Episodes
Monday Mar 04, 2019
Black Agenda Radio - 03.04.19
Monday Mar 04, 2019
Monday Mar 04, 2019
Welcome to the radio magazine that brings you news, commentary and analysis from a Black Left perspective. I’m Glen Ford, along with my co-host Nellie Bailey. Coming up: Both Republicans and Democrats in the US claim it’s alright to threaten Venezuela with invasion, because its not a democracy. But we’ll talk with a veteran Black activist who was an official observer of democracy in action in Venezuela. And, a call for the abolition of poverty, by getting rid of the class that is hoarding all the wealth.
Angela Davis, the human rights activist, was initially disinvited from an event of the Civil Rights Institute in Birmingham, Alabama, Davis’s home town, apparently because of her support for Palestinian rights. The month before, CNN fired Mark Lamont Hill for supporting Palestinians in a speech at the United Nations. We spoke with Michael Fischbach, a professor of history at Randolph-Macon College and author of a new book titled “Black Power and Palestine.” Fischbach says Black American empathy with Palestinians and Arabs is nothing new.
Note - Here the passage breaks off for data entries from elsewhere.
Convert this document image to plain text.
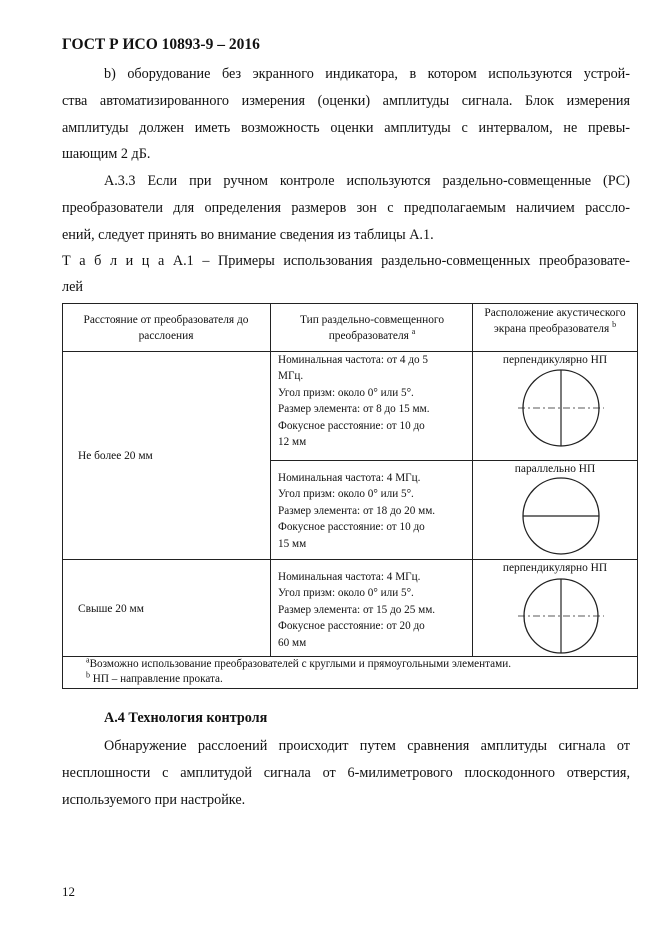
ГОСТ Р ИСО 10893-9 – 2016
b) оборудование без экранного индикатора, в котором используются устрой-
ства автоматизированного измерения (оценки) амплитуды сигнала. Блок измерения
амплитуды должен иметь возможность оценки амплитуды с интервалом, не превы-
шающим 2 дБ.
А.3.3 Если при ручном контроле используются раздельно-совмещенные (РС)
преобразователи для определения размеров зон с предполагаемым наличием рассло-
ений, следует принять во внимание сведения из таблицы А.1.
Т а б л и ц а А.1 – Примеры использования раздельно-совмещенных преобразовате-
лей
Расстояние от преобразователя до расслоения
Тип раздельно-совмещенного преобразователя $^а$
Расположение акустического экрана преобразователя $^b$
Не более 20 мм
Свыше 20 мм
Номинальная частота: от 4 до 5
МГц.
Угол призм: около 0° или 5°.
Размер элемента: от 8 до 15 мм.
Фокусное расстояние: от 10 до
12 мм
Номинальная частота: 4 МГц.
Угол призм: около 0° или 5°.
Размер элемента: от 18 до 20 мм.
Фокусное расстояние: от 10 до
15 мм
Номинальная частота: 4 МГц.
Угол призм: около 0° или 5°.
Размер элемента: от 15 до 25 мм.
Фокусное расстояние: от 20 до
60 мм
перпендикулярно НП
параллельно НП
перпендикулярно НП
$^а$Возможно использование преобразователей с круглыми и прямоугольными элементами.
$^b$ НП – направление проката.
А.4 Технология контроля
Обнаружение расслоений происходит путем сравнения амплитуды сигнала от
несплошности с амплитудой сигнала от 6-милиметрового плоскодонного отверстия,
используемого при настройке.
12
The South American nation of Venezuela has held more elections in the past 20 years than any other nation in the western hemisphere, and maybe the entire world. But the corporate media and both political parties in the United States insist that Venezuela’s socialist government is a dictatorship. President Trump has seized billions in Venezuelan assets, and is threatening military action. In Greenville, South Carolina, Efia Nwangaza is a people’s lawyer and director of the Malcolm X Center for Self-Determination. Nwangaza was among the international observers that have verified all of Venezuela’s elections as free and fair.
The popular backlash against deepening economic inequality gets more intense by the day. William Anderson is co-author of a book titled, “As Black as Resistance: Finding Conditions for Liberation.” In an article in Truthout, Anderson said it’s time to heed Dr. Martin Luther King’s call for the abolition of poverty.